Experimental Evidences of Stable Water Nanostructures at Standard Pressure and Temperature Obtained by Iterative Filtration
Elia V1, Ausanio G4, De Ninno A3*, Germano R2, Napoli E1 and Niccoli M1
1Department of Chemical Sciences, University of Naples “Federico II”, Complesso Universitario Monte Sant’Angelo, Via Cinthia 80126, Naples, Italy
2PROMETE Srl, CNR Spin off Via Buongiovanni, 49 80046 San Giorgio a Cremano (NA), Italy
3ENEA Frascati, UTAPRAD-DIM Department C.R. 00044 Frascati, Italy
4Department of Physics and CNR-SPIN University “Federico II” of Naples, Piazzale V. Tecchio 80 80125 Naples, Italy
*Correspondence E-mail: antonella.deninno@enea.it
Key Words: Water, Nanostructures, Iterative filtration, Nafion membrane, Spectroscopy, Microscopy
Received June 13th, 2013; Revised Sept 23rd, 2013; Accepted Nov 13th, 2013; Published Jan 11th, 2014; Available online January 20th, 2014
Abstract
In a previous paper (WATER Journal Vol. 5) we have shown the modifications induced in the supra-molecular structure of water after iterative long lasting contact with a Nafion® surface. In the present paper we show that structural changes can also be induced by other kinds of perturbations such as the iterative filtration on sintered glass and disposable (Millipore) filters. Fourier Transformed Infrared spectroscopy, UV spectroscopy and Atomic Force Microscopy (AFM) have been used to study samples after the iterative filtering: the UV spectrum shows the appearance of an absorption peak at about 275 nm while the FT-IR of filtered water remains substantially unchanged with respect the untreated water.
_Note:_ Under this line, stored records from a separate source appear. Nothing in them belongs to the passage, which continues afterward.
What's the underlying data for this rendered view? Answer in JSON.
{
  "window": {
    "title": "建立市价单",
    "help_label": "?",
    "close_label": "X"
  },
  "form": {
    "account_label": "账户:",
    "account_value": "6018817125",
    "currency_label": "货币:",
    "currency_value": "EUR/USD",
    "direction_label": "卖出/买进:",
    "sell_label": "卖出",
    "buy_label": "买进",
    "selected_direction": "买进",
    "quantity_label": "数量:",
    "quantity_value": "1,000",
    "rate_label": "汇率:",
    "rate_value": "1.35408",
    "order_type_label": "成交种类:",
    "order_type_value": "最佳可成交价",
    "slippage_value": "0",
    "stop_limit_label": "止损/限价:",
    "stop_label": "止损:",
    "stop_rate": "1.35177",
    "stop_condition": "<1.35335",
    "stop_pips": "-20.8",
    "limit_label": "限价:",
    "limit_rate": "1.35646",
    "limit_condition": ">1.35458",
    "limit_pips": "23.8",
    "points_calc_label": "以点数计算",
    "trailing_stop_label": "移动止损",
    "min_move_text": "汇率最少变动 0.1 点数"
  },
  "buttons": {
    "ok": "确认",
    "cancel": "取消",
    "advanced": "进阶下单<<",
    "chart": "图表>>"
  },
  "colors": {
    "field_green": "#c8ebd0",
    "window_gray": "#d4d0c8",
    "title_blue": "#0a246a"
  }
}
Sample of 20 ml have been then lyophilised obtaining an unexpected amount of solid residues whose nature has been investigated by FT-IR, and a few drops have been evaporated on mica sample holders at room temperature and pressure for AFM investigation. The emerging picture suggests that physical perturbations having a low energy content can promote an unexpected auto-organization in liquid water, able to survive to the evaporation with the formation of a solid phase stable at standard pressure and temperature.